Statistics of holes and nature of superfluid phases in Quantum dimer models

TL;DR

This paper investigates the statistical properties and potential superconducting phases of doped quantum dimer models on various 2D lattices, revealing a symmetry that relates different statistics and providing evidence for exotic superconductivity.

Contribution

It introduces a general statistical transmutation symmetry in doped QDMs and explores the emergence of exotic superconducting phases, supported by numerical evidence on the triangular lattice.

Findings

Proves a statistical transmutation symmetry in doped QDMs.

Identifies duality classes of doped QDMs based on this symmetry.

Provides numerical evidence for a bosonic charge-e holon condensate on the triangular lattice.

Abstract

Quantum Dimer Models (QDM) arise as low energy effective models for frustrated magnets.

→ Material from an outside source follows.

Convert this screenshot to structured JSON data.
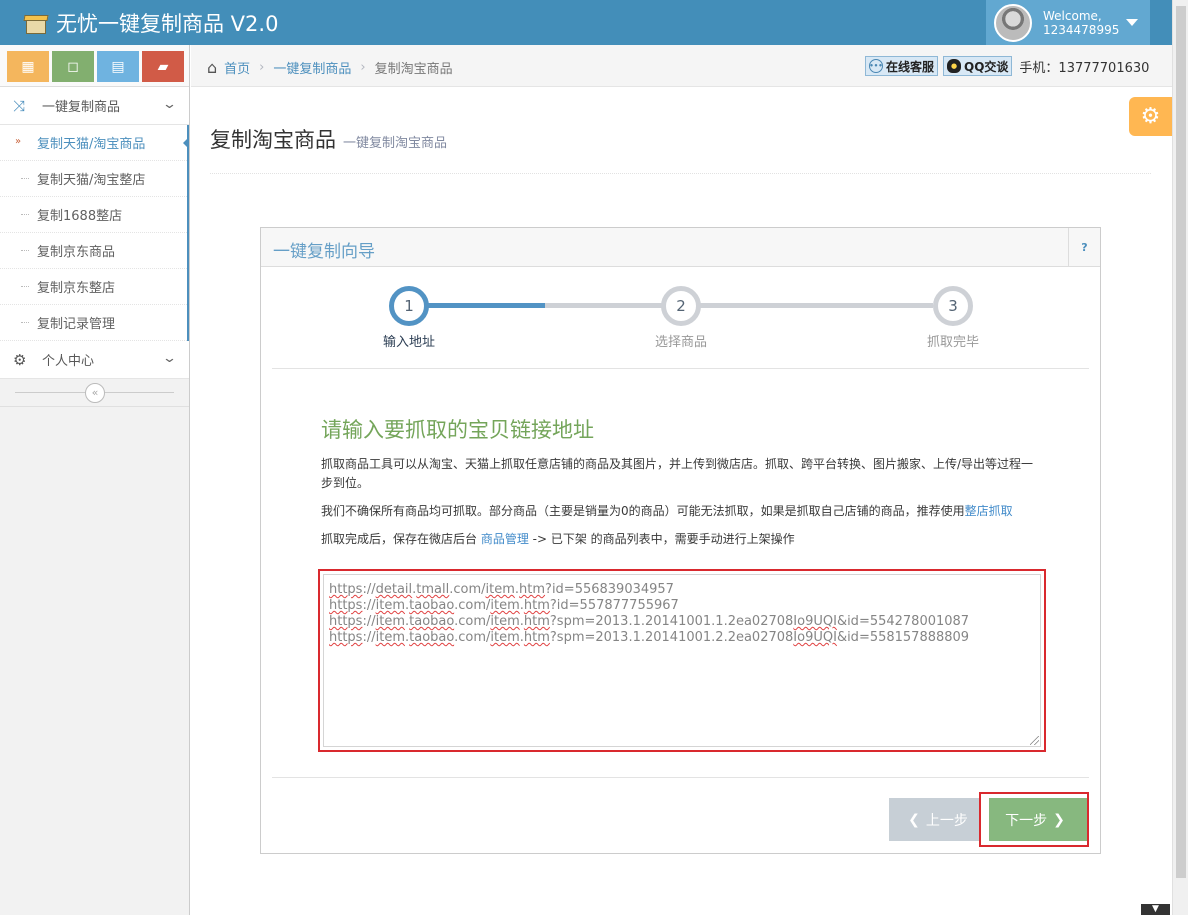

Some of these models have proven successful in generating a scenario for exotic spin liquid phases with deconfined spinons. Doping, i.e. the introduction of mobile holes, has been considered within the QDM framework and partially studied. A fundamental issue is the possible existence of a superconducting phase in such systems and its properties. For this purpose, the question of the statistics of the mobile holes (or "holons") shall be addressed first. Such issues are studied in details in this paper for generic doped QDM defined on the most common two-dimensional lattices (square, triangular, honeycomb, kagome,...) and involving general resonant loops. We prove a general "statistical transmutation" symmetry of such doped QDM by using composite operators of dimers and holes. This exact transformation enables to define duality equivalence classes (or families) of doped QDM, and provides the analytic framework to analyze dynamical statistical transmutations. We discuss various possible superconducting phases of the system. In particular, the possibility of an exotic superconducting phase originating from the condensation of (bosonic) charge-e holons is examined. A numerical evidence of such a superconducting phase is presented in the case of the triangular lattice, by introducing a novel gauge-invariant holon Green's function. We also make the connection with a Bose-Hubbard model on the kagome lattice which gives rise, as an effective model in the limit of strong interactions, to a doped QDM on the triangular lattice.